Ambalaj atıklarının azaltılmasının yolu, bu alanda tüketicilerce basınç oluşturmaktan geçmektedir. Bunun için de tüketicilerin bilinçlenmesi gerekmektedir. Ambalajın lojistik önemi ön plana çıkmalı, albeniyi artırmak için kaynakların israf edilmesine karşı çıkılmalıdır. Tüketiciler, geri dönüşümlü, çevreye daha az zarar veren ambalaj malzemelerinin kullanılması için baskı uygulama yoluyla da ambalaj atıklarının azaltılmasını sağlayabilirler.
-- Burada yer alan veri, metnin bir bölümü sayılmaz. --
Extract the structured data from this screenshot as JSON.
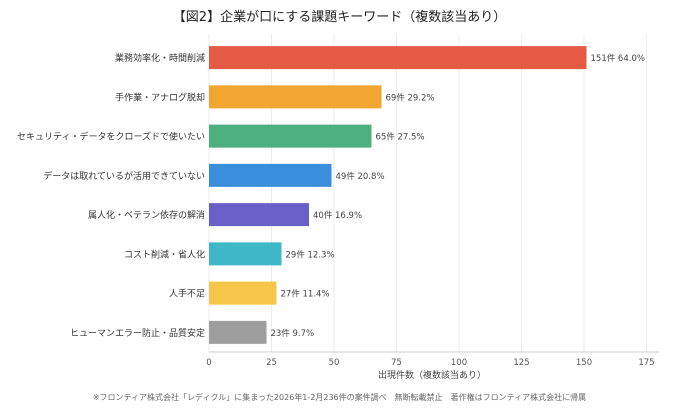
{
  "chart_data": {
    "type": "bar",
    "orientation": "horizontal",
    "title": "【図2】企業が口にする課題キーワード（複数該当あり）",
    "xlabel": "出現件数（複数該当あり）",
    "ylabel": "",
    "xlim": [
      0,
      180
    ],
    "xticks": [
      "0",
      "25",
      "50",
      "75",
      "100",
      "125",
      "150",
      "175"
    ],
    "grid": true,
    "categories": [
      "業務効率化・時間削減",
      "手作業・アナログ脱却",
      "セキュリティ・データをクローズドで使いたい",
      "データは取れているが活用できていない",
      "属人化・ベテラン依存の解消",
      "コスト削減・省人化",
      "人手不足",
      "ヒューマンエラー防止・品質安定"
    ],
    "values": [
      151,
      69,
      65,
      49,
      40,
      29,
      27,
      23
    ],
    "bar_labels": [
      "151件  64.0%",
      "69件  29.2%",
      "65件  27.5%",
      "49件  20.8%",
      "40件  16.9%",
      "29件  12.3%",
      "27件  11.4%",
      "23件  9.7%"
    ],
    "colors": [
      "#e55a43",
      "#f3a532",
      "#4caf7d",
      "#3a8fdd",
      "#6a5fc8",
      "#3eb8c6",
      "#f5c64a",
      "#9e9e9e"
    ],
    "footnote": "※フロンティア株式会社「レディクル」に集まった2026年1-2月236件の案件調べ　無断転載禁止　著作権はフロンティア株式会社に帰属"
  }
}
Geri dönüşümlü malzemelerin kullanılması ve bunların toplanmasının kamu eliyle yürütülmesi konusunda uygulanacak basınç ise, bu alanda kamuda yeni iş imkânlarının ortaya çıkmasını sağlamak açısından da önem taşımaktadır.
Değerli Katılımcılar,
V.si düzenlenen bu kongrenin sektörün sorunlarının tespiti ve çözüm önerilerinin siyasi karar vericilere önemli sunumlar içereceğine eminim.
Katılımınızla Kimya Mühendisleri Odamıza verdiğiniz güç bizleri onurlandırmaktadır. Hepinize TMMOB Yönetim Kurulu adına saygılar sunuyorum.